American Freedom and Catholic Power
- Author: Paul Blanshard
- Language: English
- Subject: Catholic Church in the United States
- Published: 1949
- Publication place: United States
- Media type: Print

= American Freedom and Catholic Power =

Book by Paul Blanshard

American Freedom and Catholic Power is an anti-Catholic book by American writer Paul Blanshard, published in 1949 by Beacon Press. Blanshard asserted that America had a "Catholic problem" in that the Church was an "undemocratic system of alien control". The book has been described as propaganda and as "the most unusual bestseller of 1949–1950". Some reviewers thought that the book incorporated nativist sentiments into its anti-Catholicism, including that the Church was a foreign power in America determined to dominate the world. In the prologue, Blanshard said that he was not opposed to the Catholic religion or to Catholic Americans, but that the church's hierarchy had an undue influence on legislation, education and medical practice.

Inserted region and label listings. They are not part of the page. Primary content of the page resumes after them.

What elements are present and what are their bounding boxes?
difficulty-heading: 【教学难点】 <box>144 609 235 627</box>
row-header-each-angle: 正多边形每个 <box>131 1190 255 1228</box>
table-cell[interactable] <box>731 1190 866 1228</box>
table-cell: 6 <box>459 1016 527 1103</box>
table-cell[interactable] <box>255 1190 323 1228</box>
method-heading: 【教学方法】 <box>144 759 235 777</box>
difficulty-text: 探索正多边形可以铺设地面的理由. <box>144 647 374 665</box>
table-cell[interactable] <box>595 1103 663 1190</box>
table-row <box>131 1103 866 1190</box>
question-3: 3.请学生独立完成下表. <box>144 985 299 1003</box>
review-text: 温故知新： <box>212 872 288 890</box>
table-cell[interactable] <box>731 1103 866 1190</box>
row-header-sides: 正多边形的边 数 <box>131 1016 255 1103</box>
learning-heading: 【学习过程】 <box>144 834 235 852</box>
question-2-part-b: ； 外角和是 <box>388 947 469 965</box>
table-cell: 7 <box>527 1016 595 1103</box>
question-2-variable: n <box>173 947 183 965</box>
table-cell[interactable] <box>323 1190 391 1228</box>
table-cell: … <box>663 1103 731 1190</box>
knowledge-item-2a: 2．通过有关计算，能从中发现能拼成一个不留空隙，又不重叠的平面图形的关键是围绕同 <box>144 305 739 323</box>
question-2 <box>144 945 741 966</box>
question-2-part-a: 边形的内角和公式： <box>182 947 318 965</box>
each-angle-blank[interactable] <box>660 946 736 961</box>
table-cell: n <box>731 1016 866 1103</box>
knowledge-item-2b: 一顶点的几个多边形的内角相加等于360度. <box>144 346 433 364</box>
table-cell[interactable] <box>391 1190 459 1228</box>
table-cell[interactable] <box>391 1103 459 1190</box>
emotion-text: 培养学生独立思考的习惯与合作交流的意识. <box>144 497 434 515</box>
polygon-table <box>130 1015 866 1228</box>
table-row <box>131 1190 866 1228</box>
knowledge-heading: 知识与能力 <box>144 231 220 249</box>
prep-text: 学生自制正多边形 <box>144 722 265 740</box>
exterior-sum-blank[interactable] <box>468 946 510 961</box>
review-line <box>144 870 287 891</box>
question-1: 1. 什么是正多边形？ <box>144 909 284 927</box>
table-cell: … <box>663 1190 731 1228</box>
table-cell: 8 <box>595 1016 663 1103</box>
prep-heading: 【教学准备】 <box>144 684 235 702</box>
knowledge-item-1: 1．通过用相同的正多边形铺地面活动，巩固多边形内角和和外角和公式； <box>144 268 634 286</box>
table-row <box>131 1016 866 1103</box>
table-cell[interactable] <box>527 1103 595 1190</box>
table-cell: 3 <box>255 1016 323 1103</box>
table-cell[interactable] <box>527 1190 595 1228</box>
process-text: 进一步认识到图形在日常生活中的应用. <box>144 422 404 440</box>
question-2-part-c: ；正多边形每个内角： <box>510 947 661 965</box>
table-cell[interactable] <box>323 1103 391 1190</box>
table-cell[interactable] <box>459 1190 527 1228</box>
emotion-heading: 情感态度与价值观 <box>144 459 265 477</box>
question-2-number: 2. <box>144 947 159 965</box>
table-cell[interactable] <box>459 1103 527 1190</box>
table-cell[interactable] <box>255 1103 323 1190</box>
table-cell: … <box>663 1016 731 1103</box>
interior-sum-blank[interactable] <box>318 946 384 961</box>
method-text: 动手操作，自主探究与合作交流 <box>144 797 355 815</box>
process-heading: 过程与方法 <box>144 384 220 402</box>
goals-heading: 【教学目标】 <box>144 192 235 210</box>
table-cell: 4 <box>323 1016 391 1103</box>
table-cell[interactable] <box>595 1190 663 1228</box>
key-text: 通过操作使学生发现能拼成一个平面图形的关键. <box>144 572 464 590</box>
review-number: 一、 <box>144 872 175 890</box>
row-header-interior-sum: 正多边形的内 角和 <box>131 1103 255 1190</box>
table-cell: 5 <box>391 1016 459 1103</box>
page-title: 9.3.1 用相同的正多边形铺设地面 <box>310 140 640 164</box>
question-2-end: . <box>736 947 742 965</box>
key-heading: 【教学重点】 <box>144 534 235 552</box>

The book began as a controversial series of articles in The Nation that set the Archbishop of New York against Eleanor Roosevelt. Despite some resistance, it became a bestseller, winning praise from well-known intellectuals. Catholic writers denounced it as bigoted and based on longstanding Protestant bias.

==Writings in The Nation==
Blanshard started doing the research behind the book in 1946 when he became concerned about the influence of Catholic doctrine on the practice of obstetrics. In the late 1940s, he published a series of articles that questioned and criticized specific activities and goals of the Catholic Church in the United States. Cardinal Francis Spellman, the Archbishop of New York, pressured New York school libraries to cancel subscriptions to The Nation, an action denounced by Eleanor Roosevelt. The series of articles formed the basis for the book published by Beacon Press in their book series entitled Series in Freedom and Power.

==Reception and criticism==
When the book was released, The New York Times refused to accept advertising for the book and many bookstores refused to carry it. However, the book sold 240,000 copies in its first edition. It was praised by John Dewey, Albert Einstein, Bertrand Russell, Henry Sloane Coffin, and Horace Kallen as well as scholarly reviewers. A work of rebuttal, Catholicism and American Freedom was written by James M. O'Neill and published in 1952. Blanshard's rejoinder to O'Neill and others was the pamphlet My Catholic Critics. Blanshard published a second edition that updated the book. Blanshard was later a vocal admirer of John F. Kennedy.

William A. Donohue of the Catholic League for Religious and Civil Rights calls it a "hate-filled" book that raised the "old canard of 'dual loyalties'" and included such "rubbish" as Blanshard's "Catholic Plan for America", which purportedly entailed "seizing the government, repealing the First Amendment, outlawing divorce, and making the pope the president's official superior". Philip Jenkins, the Protestant author of The New Anti-Catholicism: The Last Acceptable Prejudice, notes that the book contains echoes of the views of the American Protective Association and the Ku Klux Klan and, although Blanshard's plan of "resistance" to Catholicism did not prescribe the violence of those earlier anti-Catholic predecessors, that in the shadow of World War II readers would read the word resistance to have such an implication.

Catholic author Robert Lockwood states the work essentially makes a secularist argument, despite having its foundation in English anti-Catholicism of a Protestant variety.

==Second edition, 1958==
Beacon Press released a revised, second edition in 1958. In the Preface to the Revised Edition, Blanshard wrote:

"It is almost ten years since American Freedom and Catholic Power was published as a book, and somewhat more than a decade since major portions of this work appeared in magazine form. I express my appreciation to those American and foreign readers (several millions) who made possible the miraculous passage of this book through the vicissitudes of twenty-six printings in this country and abroad.
– No book in recent years has drawn a heavier barrage from ecclesiastical batteries. The work is often called "controversial" – and I "the dean of American controversy". I do not care to repudiate the title, since I regard controversy in a good cause as entirely honorable. – It is my purpose here to bring all factual statements up to date, to cover the most dramatic and significant events in the battle of Catholic power during the past decade, and to add to the narrative more abundant documentation so that every controversial assertion may be supported by the latest items of evidence from Catholic sources.

In the Second Edition, Blanshard included three issues that he said any Catholic candidate for the U.S. Presidency must address: "the Catholic boycott of public schools, the drive of Catholic bishops for public funds, and the appointment of a Vatican ambassador."